The drugmaker launched a collaboration in Japan aimed at revolutionizing home care for the elderly. Partner NTT IT is contributing a cloud service to allow doctors, families and caregivers to share patient goals, plans, and medical and lifestyle information; fellow partner NTT East is charged with communications services in that cloud. And Eisai’s role? Support the process by, for instance, setting up meetings on treatment goals.
With the new initiative, Eisai and its partners say they're responding to an unmet need in their home country, where doctors, nurses and families struggle to quickly and accurately share information. With an aging population, Japan sees that problem growing, and the government is promoting “comprehensive community care systems” in response.
Eisai’s team thinks it has a viable solution, and it expects the rollout to “lead to various outcomes including enabling support for long-term home treatment of patients, raising and improving standards for treatment and care, enhancing patients quality of life and comfort, as well as reducing the burden of social welfare expenditure,” it said in a statement.
And it’s already got reason to believe it’ll see success. Eisai and NTT East tested a pilot system between May 2014 and January 2015, and they found that using it to follow up with patients spurred improvements in some patients’ daily living activities and nursing care. The test also showed that the system helped identify and address patients' problems, and that the interactive communication fostered a “sense of unity" for care-team pros.

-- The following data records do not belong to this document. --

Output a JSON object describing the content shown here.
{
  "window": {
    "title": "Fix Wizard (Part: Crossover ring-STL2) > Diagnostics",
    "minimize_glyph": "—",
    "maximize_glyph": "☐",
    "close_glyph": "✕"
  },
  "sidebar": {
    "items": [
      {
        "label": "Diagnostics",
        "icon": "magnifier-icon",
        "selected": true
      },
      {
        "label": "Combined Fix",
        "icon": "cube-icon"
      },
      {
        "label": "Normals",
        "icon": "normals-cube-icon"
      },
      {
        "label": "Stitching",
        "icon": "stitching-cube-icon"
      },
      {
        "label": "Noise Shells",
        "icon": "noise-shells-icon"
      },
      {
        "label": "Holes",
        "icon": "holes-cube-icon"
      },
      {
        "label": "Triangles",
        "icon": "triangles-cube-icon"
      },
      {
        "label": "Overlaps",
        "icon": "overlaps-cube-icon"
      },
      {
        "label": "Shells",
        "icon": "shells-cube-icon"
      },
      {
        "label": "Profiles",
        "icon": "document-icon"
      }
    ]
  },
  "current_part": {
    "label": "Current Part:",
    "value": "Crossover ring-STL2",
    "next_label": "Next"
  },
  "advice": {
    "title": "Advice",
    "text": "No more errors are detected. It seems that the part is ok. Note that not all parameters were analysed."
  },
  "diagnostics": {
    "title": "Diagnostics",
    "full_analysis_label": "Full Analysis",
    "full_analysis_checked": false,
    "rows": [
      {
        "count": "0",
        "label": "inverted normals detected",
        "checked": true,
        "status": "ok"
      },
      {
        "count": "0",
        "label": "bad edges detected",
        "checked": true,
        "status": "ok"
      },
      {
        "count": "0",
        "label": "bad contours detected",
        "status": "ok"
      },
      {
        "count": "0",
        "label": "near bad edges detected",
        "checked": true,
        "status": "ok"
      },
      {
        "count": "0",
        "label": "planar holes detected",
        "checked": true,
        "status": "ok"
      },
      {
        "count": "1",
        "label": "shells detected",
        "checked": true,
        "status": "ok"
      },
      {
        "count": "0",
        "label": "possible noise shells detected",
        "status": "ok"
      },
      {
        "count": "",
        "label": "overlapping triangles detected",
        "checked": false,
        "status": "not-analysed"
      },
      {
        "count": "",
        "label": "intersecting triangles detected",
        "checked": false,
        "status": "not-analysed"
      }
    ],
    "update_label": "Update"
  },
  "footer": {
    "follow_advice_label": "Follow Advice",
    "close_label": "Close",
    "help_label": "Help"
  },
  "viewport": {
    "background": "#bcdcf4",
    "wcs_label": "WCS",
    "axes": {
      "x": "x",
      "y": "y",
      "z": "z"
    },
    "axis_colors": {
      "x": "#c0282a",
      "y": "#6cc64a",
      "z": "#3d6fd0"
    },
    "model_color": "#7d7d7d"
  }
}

Eisai is no stranger to treating the elderly. Its flagship Alzheimer's med, Aricept, raked in billions before losing patent protection in 2010, and it's currently working with Biogen to develop new treatments for the disease.
Meanwhile, Eisai’s peers have been working to drum up other "beyond the pill" approaches, exploring ways to listen to patients, improve outcomes and build relationships with payers and patients. As Eisai has, many of them have turned to tech to do it; respiratory players GlaxoSmithKline, Novartis and Boehringer Ingelheim, for example, all recently inked "smart inhaler" partnerships that they hope will help boost drug adherence.